NEW YORK — As decades of U.S.-backed “stability” unravel in the Mideast, the American dilemma is coming to a head in the Gulf.
Pivoting on Egypt and Tunisia required a delicate diplomatic dance for Washington and bombing the maniacal regime of Libyan leader Muammar Gaddafi was a relatively easy call. But now the Obama administration faces a moment of truth as unrest threatens to topple friendly despots in the oil-rich, terror-tolerant Persian Gulf.
The tacit U.S. backing for the crackdowns in Bahrain and Yemen has put the U.S. in a contradictory position, siding with “pro-democracy” movements in North Africa while choosing to back anti-democratic monarchs and presidents-for-life in the Gulf. The governments in question have used violence, though as yet not on a Libyan scale, yet both look as if they are losing their struggle for survival.
For Washington, the options on the table look rather grim. Whatever public contradictions exist, no U.S. government can suddenly pivot to become a cheerleader for the overthrow of the House of Saud knowing the consequences most certainly would include a historic oil price spike and a new dive into a global recession.
Furthermore, just who might replace the Saudi monarchy is a much more difficult question in Saudi Arabia than in Egypt or Libya.
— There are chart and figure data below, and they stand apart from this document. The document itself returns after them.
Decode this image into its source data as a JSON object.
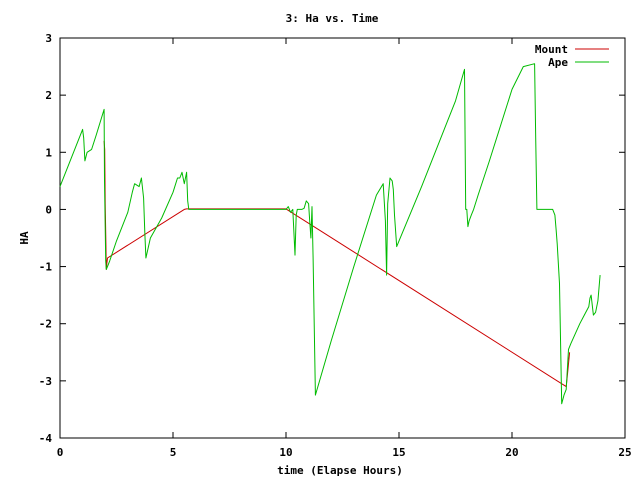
{
  "chart_data": {
    "type": "line",
    "title": "3: Ha vs. Time",
    "xlabel": "time (Elapse Hours)",
    "ylabel": "HA",
    "xlim": [
      0,
      25
    ],
    "ylim": [
      -4,
      3
    ],
    "x_ticks": [
      "0",
      "5",
      "10",
      "15",
      "20",
      "25"
    ],
    "y_ticks": [
      "3",
      "2",
      "1",
      "0",
      "-1",
      "-2",
      "-3",
      "-4"
    ],
    "grid": false,
    "legend_position": "top-right",
    "series": [
      {
        "name": "Mount",
        "color": "#cc0000",
        "x": [
          1.95,
          1.98,
          2.0,
          2.03,
          2.05,
          2.07,
          2.1,
          5.5,
          5.6,
          10.0,
          22.4,
          22.45,
          22.5,
          22.55
        ],
        "y": [
          1.2,
          1.05,
          0.1,
          -0.6,
          -1.05,
          -0.95,
          -0.85,
          0.0,
          0.01,
          0.01,
          -3.1,
          -2.9,
          -2.7,
          -2.5
        ]
      },
      {
        "name": "Ape",
        "color": "#00bb00",
        "x": [
          0.0,
          1.0,
          1.05,
          1.1,
          1.2,
          1.4,
          1.6,
          1.95,
          1.97,
          2.0,
          2.02,
          2.05,
          2.1,
          2.2,
          2.5,
          2.8,
          3.0,
          3.2,
          3.3,
          3.5,
          3.6,
          3.7,
          3.75,
          3.8,
          4.0,
          4.5,
          5.0,
          5.2,
          5.3,
          5.4,
          5.5,
          5.6,
          5.65,
          5.7,
          6.0,
          8.0,
          10.0,
          10.1,
          10.2,
          10.3,
          10.35,
          10.4,
          10.45,
          10.5,
          10.6,
          10.7,
          10.8,
          10.9,
          11.0,
          11.05,
          11.1,
          11.15,
          11.2,
          11.3,
          12.0,
          13.0,
          14.0,
          14.3,
          14.4,
          14.45,
          14.5,
          14.6,
          14.7,
          14.75,
          14.8,
          14.9,
          15.0,
          16.0,
          17.0,
          17.5,
          17.9,
          17.95,
          18.0,
          18.05,
          18.1,
          18.2,
          18.3,
          18.5,
          19.0,
          20.0,
          20.5,
          21.0,
          21.05,
          21.1,
          21.2,
          21.5,
          21.8,
          21.9,
          21.95,
          22.0,
          22.1,
          22.2,
          22.3,
          22.4,
          22.5,
          22.6,
          23.0,
          23.2,
          23.4,
          23.45,
          23.5,
          23.6,
          23.7,
          23.8,
          23.9
        ],
        "y": [
          0.4,
          1.4,
          1.25,
          0.85,
          1.0,
          1.05,
          1.3,
          1.75,
          0.5,
          -0.3,
          -0.9,
          -1.05,
          -1.0,
          -0.9,
          -0.55,
          -0.25,
          -0.05,
          0.3,
          0.45,
          0.4,
          0.55,
          0.2,
          -0.4,
          -0.85,
          -0.5,
          -0.15,
          0.3,
          0.55,
          0.55,
          0.65,
          0.45,
          0.65,
          0.15,
          0.0,
          0.0,
          0.0,
          0.0,
          0.05,
          -0.05,
          0.0,
          -0.4,
          -0.8,
          -0.1,
          0.0,
          0.0,
          0.0,
          0.02,
          0.15,
          0.1,
          -0.2,
          -0.5,
          0.05,
          -0.85,
          -3.25,
          -2.3,
          -1.0,
          0.25,
          0.45,
          -0.2,
          -1.15,
          0.1,
          0.55,
          0.5,
          0.35,
          -0.1,
          -0.65,
          -0.55,
          0.4,
          1.4,
          1.9,
          2.45,
          0.0,
          0.0,
          -0.3,
          -0.2,
          -0.1,
          0.0,
          0.25,
          0.85,
          2.1,
          2.5,
          2.55,
          1.25,
          0.0,
          0.0,
          0.0,
          0.0,
          -0.1,
          -0.35,
          -0.6,
          -1.3,
          -3.4,
          -3.25,
          -3.15,
          -2.45,
          -2.35,
          -2.0,
          -1.85,
          -1.7,
          -1.55,
          -1.5,
          -1.85,
          -1.8,
          -1.6,
          -1.15
        ]
      }
    ]
  }
}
The world can and has lived with difficult regimes in Tripoli and Cairo. In Riyadh, given the extent of local sympathy for Al Qaeda (expressed in financial support) and the deeply, medieval intolerance of its culture, the devil we know may truly be better than the one we haven’t yet met.
Another problem, of course, is Iran. The angry Shia majority in Bahrain, ruled for decades by a Sunni monarchy, by and large has its own good reasons to be unhappy with the island’s domestic politics. But the Saudi intervention last week, opposed by Washington, is a disastrous turn of events for the United States, which will invite Iran into the conflict in ways which had previously been impossible.
At the very least, Iran’s concern for the rights of Bahrain’s majority Shias (and for minority Shiite communities in Yemen and Saudi Arabia’s own Eastern Provinces) now focuses attention on these internal injustices. In one moment of paranoia, the Saudis have undone decades during which they successfully kept Iran at arms-length and placed the Mullahs, in spite of what they do to their own domestic dissidents, on the right side of history.
The stakes are quite different in Yemen, the poorest of Arab countries and one where tribal divisions, a weak central government and Islamic militancy have led the United States to partner with another dictatorial regime. Counter-terrorism policy toward Yemen has, over the years, brought us the 2000 attack on the USS Cole, 2002 drone strikes against Al Qaeda leaders and frequent arrests by the government of Yemen’s president, Ali Abdullah Saleh, of suspects wanted by Washington in alleged plots to attack America and its allies.
Saudi Arabia, too, has frequently intervened here along Yemen’s lawless northern border, where Shia minorities and a local Al Qaeda affiliate both have stirred trouble in the kingdom. In 2009, Saudi airstrikes and artillery bombardments on behalf of the Yemeni government helped end one recent uprising by the northern Shia tribes of Yemen.
The unfortunate byproduct of American backing in the Middle East is that governments who are armed, financed and allied with Washington have felt virtually no pressure to deal with domestic political reform. Modest elements of democracy experimented with by some U.S. allies in the region — parliaments in Jordan, Morocco and Kuwait, for instance — resulted from local initiatives of monarchs, not because America demanded it.
Now, the price of shelving our values in pursuit of such stability — both in oil prices, and in the tacit security bought for Israel — is coming home to roost. Once again, U.S. President Barack Obama finds himself dealing with the results of a mess decades in the making and taking fire from some of the very Washington insiders who engineered this disaster.
As he ponders exactly how closely these “moderate Arab regimes” resemble the murderers of Tiananmen Square before Washington cuts its losses, you can only feel for the man — and hope his decisions put the United States on the right side of history without precipitating a historic economic disaster.